Spiderman 3 starts with such sunshine and happiness in the eyes of young Peter Parker that you just know things are going to get real, real bad.

But what a movie! It has romance, massive action including Green Goblin (2) on his board, two laugh-out-loud-for-ages-funny comedy scenes, pathos; heck, it’s got it all!

In the tradition of Marvel superhero comics, the climactic scenes feature a titanic battle between the improbably-abled, unfortunate victims of scientific-experiments-gone-horribly wrong. In this case, that would be Green Goblin (2), Spidey, Venom and Sandman (not Neil Gaiman’s…the Marvel one).
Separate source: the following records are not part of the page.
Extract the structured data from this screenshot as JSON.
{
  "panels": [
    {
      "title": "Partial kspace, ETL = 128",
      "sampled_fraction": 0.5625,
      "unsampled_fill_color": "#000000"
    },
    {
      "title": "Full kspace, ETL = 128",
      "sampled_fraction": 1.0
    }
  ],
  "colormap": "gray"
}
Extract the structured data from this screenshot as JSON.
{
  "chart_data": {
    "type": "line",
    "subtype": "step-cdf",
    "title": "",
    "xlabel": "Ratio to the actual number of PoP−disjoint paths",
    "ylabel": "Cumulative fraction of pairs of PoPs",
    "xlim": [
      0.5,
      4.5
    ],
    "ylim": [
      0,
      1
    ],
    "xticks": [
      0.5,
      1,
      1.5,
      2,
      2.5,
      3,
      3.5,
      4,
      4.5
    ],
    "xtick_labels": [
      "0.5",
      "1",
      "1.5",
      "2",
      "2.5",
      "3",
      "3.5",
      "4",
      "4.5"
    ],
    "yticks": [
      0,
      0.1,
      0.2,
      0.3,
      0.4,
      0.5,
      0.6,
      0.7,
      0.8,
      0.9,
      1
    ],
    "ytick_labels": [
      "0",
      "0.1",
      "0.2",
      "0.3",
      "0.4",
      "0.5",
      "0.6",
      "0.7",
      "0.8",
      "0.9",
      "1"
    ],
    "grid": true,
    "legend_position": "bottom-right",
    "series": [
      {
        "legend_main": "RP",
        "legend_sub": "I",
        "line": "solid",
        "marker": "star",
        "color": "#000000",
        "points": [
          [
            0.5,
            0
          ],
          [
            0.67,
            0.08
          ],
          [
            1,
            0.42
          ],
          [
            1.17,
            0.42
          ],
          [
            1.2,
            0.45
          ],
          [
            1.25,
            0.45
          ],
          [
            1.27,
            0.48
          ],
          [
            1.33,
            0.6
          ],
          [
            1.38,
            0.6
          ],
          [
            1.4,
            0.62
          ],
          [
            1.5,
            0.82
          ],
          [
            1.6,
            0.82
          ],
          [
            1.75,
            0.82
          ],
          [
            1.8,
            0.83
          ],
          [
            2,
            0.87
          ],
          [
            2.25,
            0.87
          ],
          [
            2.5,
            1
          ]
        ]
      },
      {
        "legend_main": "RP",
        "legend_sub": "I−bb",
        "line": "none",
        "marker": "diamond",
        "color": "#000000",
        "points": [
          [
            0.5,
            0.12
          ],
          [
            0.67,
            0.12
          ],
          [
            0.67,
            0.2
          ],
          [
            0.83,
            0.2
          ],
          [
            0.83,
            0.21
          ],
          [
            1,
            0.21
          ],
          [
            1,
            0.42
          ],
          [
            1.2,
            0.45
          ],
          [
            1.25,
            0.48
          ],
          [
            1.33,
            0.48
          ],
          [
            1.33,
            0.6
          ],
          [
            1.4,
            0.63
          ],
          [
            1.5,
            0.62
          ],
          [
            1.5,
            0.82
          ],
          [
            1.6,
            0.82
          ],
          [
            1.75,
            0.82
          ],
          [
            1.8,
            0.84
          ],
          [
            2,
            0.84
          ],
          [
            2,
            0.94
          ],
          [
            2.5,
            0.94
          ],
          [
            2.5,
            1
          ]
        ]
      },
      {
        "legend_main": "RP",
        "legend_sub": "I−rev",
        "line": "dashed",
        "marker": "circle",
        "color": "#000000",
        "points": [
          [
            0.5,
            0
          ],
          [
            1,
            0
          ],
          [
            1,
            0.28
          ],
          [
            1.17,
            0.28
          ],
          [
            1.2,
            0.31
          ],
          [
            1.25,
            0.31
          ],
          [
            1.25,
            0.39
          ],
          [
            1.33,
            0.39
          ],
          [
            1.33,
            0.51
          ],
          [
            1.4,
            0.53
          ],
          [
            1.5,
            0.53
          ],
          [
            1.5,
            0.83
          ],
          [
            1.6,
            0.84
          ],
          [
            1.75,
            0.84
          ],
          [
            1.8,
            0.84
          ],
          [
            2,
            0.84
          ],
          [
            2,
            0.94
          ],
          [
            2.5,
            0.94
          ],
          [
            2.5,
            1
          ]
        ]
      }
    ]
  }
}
Those clashes-of-titans can be a a bore to read for the ‘mature’ comic book reader, but heck, they look good onscreen. What makes it much, much better here is that, true to the recent vogue in some comic books – since the early days of Frank Miller and Alan Moore – the superheroes are motivated solely by human tragedies and personal demons. The whole story is constructed on the relationships between the characters.

And no sign of a Pinky-and-the-Brain plot, whatsoever.

(Pinky: ” Gee Brain, what do you want to do tonight?”
The Brain: “The same thing we do every night, Pinky – Try to take over the world!”)

PS. I’ve just remembered Superman 2. (Old-skool Superman, the one when Supe gives up his superpowers so that he can ahem! Lois Lane). Is Spidey 3 better…? Hmm, tough call.